Jefferson Land Trust seeks new executive director amid staff changes

PORT TOWNSEND — The Jefferson Land Trust is seeking a new executive director in the midst of a bevy of staff shifts and new partnerships for the 26-year-old conservation organization.

Current Executive Director Sarah Spaeth will remain with the land trust to work full time on large-farm and forestland projects as director of conservation and strategic partnerships, said Steve Moore, president of the land trust board of directors.

The organization hopes to hire a new executive director by July, Moore said.

Chris Clark, formerly the development director at Conservation Northwest in Seattle, has been hired as development director, Moore said.

The trust’s headquarters, located at 1033 Lawrence St. in Port Townsend, is under renovation to make space for new conservation programs and an expanded staff.

Donations have come from Wallyworks, Carl’s Building Supply, Peninsula Flooring and MD Design.

In 2014, the land trust was awarded a three-year, $300,000 grant from Satterberg Foundation of Seattle to assist in adding staff members and new land to protect.

“The Satterberg Foundation’s three-year support for strategic conservation recognized the enormous potential of these large projects to the community and the need for full-time staff support,” said Ann Baier, land trust deputy director.

Preserving farmland

The land trust has played a role in permanently preserving more than 650 acres of farmland in Chimacum, Quilcene and Discovery Bay, and stewards or preserves from development more than 10,000 acres.

That’s a growth of 14 times the area it protected in 2005, land trust officials said.

The land trust also holds stewardship of more than 7,500 acres owned by the city of Port Townsend, Jefferson County, Hoh River Trust and other partners.

New land trust projects are under discussion with partners including the Trust for Public Land, Ecotrust Forest Management, the state Department of Natural Resources, The Nature Conservancy, Jefferson County and private landowners.

Proposed projects include an 860-acre working community forest in the vicinity of Chimacum, 500 acres of farmland in East Jefferson County, a river corridor across the Olympic Mountains, a farm incubator and housing options on Chimacum Creek.

“These large projects involve more people, but they rely on the same types of community donations, partnerships and creative land-protection methods we have been using for over 25 years,” Spaeth said.

The trust works toward the conservation of multiple types of land use, including that intended for ecological, recreational, historical and agricultural purposes.

One of the land trust’s earliest projects was the Quimper Wildlife Corridor, designed to preserve habitat connectivity and a hiking and biking trail system along the Port Townsend city storm drainage path.

The land trust also assisted in the protection of about 70 acres of tidelands at the head of Discovery Bay, now owned by the state Department of Fish and Wildlife, one of multiple organizations preserving hundreds of acres in the Discovery Bay watershed.

Agricultural lands

Land trust support for the agricultural community and economy has included the protection of Red Dog Farm, Finnriver Farm, Boulton Farm, Glendale Farm, Sunfield Farm, SpringRain Farm, Compass Rose Farm and the Brown Dairy.
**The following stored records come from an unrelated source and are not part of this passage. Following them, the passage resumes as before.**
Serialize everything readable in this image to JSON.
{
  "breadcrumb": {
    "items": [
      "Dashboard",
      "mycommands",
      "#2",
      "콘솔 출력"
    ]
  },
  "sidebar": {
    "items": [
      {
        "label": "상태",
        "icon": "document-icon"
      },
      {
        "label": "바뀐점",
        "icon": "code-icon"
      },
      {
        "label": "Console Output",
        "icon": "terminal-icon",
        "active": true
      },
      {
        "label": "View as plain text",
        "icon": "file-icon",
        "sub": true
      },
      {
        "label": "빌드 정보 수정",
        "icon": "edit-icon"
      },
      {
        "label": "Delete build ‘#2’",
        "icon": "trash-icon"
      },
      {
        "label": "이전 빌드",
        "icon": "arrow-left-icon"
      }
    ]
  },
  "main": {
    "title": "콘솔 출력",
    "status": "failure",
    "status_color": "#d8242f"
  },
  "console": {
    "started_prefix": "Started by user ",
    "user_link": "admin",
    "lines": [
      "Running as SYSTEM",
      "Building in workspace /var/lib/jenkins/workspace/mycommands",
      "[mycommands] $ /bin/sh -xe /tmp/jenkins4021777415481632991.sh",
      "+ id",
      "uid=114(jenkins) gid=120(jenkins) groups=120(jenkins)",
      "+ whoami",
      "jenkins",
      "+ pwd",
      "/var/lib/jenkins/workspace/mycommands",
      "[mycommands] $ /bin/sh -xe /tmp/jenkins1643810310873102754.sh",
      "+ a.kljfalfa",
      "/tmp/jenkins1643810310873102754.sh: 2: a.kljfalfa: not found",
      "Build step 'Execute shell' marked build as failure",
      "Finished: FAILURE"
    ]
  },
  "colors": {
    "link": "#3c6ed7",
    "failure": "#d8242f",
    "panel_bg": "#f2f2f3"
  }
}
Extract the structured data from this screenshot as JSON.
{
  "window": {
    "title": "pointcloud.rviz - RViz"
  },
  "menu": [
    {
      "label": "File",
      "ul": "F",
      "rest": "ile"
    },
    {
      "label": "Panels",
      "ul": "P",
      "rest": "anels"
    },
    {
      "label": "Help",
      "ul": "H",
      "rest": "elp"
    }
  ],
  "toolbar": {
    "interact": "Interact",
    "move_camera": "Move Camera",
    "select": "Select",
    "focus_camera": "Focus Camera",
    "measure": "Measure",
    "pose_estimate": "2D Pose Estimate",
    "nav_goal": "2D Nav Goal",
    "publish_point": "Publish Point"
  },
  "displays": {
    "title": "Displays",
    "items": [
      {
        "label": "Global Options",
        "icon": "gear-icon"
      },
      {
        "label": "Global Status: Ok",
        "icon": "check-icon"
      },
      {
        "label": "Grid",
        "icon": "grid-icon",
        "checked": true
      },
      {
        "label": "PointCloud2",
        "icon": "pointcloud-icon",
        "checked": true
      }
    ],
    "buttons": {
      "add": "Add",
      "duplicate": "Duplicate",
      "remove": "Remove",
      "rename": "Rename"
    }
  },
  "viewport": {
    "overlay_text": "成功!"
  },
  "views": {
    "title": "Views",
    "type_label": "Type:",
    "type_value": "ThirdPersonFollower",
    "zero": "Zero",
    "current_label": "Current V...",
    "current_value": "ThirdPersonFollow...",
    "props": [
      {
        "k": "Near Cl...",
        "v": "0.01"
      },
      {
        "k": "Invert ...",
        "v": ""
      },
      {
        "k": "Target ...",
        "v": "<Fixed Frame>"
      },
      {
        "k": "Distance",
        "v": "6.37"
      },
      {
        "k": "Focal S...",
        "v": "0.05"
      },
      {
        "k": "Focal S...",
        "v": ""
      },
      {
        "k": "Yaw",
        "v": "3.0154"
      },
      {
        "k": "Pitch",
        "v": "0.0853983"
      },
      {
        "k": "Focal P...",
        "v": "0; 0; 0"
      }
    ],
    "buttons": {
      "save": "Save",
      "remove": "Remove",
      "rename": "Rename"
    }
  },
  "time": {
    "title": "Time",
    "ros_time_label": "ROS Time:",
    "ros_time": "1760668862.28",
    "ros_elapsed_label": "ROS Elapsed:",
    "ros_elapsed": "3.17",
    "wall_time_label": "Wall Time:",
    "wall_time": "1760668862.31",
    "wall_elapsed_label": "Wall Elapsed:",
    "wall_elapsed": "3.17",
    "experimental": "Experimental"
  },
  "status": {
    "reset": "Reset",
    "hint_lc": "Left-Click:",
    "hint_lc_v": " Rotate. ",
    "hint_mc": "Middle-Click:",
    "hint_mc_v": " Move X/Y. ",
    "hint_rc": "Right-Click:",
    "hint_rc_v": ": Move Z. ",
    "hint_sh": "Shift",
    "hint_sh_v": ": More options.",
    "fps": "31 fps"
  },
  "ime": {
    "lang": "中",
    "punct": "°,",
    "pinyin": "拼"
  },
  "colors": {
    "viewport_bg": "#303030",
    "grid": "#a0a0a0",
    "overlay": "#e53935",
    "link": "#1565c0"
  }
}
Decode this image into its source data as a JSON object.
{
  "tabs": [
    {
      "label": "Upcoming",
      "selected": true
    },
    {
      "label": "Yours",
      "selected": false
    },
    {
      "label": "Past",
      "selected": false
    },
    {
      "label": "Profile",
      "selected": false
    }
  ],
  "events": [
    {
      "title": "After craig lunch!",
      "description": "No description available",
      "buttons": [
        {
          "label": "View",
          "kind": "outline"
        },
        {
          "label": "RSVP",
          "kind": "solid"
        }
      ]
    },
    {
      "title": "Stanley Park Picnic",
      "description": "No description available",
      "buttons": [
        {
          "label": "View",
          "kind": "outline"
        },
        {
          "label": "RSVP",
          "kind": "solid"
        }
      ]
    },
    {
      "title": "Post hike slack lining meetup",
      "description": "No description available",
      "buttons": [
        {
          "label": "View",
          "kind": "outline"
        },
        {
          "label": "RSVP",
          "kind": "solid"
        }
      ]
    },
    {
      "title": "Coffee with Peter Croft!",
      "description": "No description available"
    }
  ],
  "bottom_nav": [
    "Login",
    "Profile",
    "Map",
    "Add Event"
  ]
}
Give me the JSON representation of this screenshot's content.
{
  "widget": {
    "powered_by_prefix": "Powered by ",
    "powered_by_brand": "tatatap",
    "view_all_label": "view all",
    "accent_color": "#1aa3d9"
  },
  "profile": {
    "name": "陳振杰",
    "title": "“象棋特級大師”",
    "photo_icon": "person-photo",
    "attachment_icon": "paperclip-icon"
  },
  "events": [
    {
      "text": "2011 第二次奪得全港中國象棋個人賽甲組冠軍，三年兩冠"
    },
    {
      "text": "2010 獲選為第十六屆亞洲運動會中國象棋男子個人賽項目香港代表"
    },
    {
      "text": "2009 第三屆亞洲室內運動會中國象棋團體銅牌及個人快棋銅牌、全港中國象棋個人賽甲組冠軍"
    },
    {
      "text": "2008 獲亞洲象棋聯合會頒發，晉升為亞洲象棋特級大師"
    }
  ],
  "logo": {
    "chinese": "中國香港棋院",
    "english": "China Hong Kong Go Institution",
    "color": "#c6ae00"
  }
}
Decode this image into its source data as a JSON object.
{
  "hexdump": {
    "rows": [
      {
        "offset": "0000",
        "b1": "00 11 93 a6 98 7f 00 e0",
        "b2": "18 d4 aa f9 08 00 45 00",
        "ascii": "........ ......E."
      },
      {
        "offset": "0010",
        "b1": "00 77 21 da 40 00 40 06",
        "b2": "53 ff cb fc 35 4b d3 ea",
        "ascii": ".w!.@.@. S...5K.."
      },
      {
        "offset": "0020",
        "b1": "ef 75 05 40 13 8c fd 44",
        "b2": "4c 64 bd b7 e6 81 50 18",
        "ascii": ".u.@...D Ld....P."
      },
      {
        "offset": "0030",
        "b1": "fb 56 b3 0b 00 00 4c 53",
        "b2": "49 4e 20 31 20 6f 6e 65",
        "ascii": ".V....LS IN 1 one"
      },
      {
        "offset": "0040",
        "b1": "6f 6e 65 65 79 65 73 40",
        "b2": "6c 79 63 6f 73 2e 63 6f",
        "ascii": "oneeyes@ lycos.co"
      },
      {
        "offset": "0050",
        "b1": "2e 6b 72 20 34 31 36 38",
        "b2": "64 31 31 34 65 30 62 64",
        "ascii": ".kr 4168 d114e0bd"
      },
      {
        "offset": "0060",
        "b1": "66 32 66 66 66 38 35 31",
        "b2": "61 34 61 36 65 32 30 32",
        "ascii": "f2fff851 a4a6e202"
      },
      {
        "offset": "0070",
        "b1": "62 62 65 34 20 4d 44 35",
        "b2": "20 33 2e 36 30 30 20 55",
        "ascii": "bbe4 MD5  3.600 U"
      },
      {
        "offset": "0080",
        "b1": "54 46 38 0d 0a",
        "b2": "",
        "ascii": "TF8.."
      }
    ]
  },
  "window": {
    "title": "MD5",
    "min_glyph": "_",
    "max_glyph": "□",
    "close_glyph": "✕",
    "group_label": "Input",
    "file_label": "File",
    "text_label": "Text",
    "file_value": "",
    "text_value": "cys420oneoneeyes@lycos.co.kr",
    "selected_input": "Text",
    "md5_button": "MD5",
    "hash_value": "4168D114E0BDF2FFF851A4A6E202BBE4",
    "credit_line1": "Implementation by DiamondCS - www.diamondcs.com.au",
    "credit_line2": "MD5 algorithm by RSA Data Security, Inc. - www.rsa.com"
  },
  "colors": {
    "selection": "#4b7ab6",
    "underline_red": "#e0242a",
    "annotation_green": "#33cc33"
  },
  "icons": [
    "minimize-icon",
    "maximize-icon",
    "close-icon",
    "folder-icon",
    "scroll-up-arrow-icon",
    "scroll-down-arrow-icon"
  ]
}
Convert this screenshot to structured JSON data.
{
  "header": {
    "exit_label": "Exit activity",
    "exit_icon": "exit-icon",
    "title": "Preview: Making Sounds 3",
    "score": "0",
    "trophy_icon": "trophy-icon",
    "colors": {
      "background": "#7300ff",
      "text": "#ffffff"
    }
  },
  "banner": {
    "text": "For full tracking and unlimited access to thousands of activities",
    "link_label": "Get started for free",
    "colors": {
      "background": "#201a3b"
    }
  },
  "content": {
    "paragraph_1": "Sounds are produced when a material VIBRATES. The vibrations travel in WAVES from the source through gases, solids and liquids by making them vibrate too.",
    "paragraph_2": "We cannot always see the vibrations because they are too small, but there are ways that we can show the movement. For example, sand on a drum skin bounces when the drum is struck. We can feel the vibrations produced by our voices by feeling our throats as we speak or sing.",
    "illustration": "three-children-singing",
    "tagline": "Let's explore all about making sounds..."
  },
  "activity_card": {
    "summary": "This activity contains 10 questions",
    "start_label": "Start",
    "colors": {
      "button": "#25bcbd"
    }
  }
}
Longtime farmer John Boulton of Boulton Farm is one of those in agriculture who has worked with the land trust to protect the future of his farmland.

“I realized that putting legal restrictions on the use of the land would work only if there were a watchdog to assure the protections were honored in the future,” Boulton said.

The protections offered by the land trust allow farmers to know their farms will remain as farmland long after their deaths.

“My husband’s family has been farming in Washington for five generations, and the working lands efforts of Jefferson Land Trust give us hope that our boys and other youth of this county will indeed have farmland to work if they so choose,” said Crystie Kisler of Finnriver Farm.

The Jefferson Land Trust is one of 285 land trusts accredited by the Land Trust Accreditation Commission, a program designed to ensure permanence in American land conservation.

One in six land trusts in the U.S. is recognized by the commission.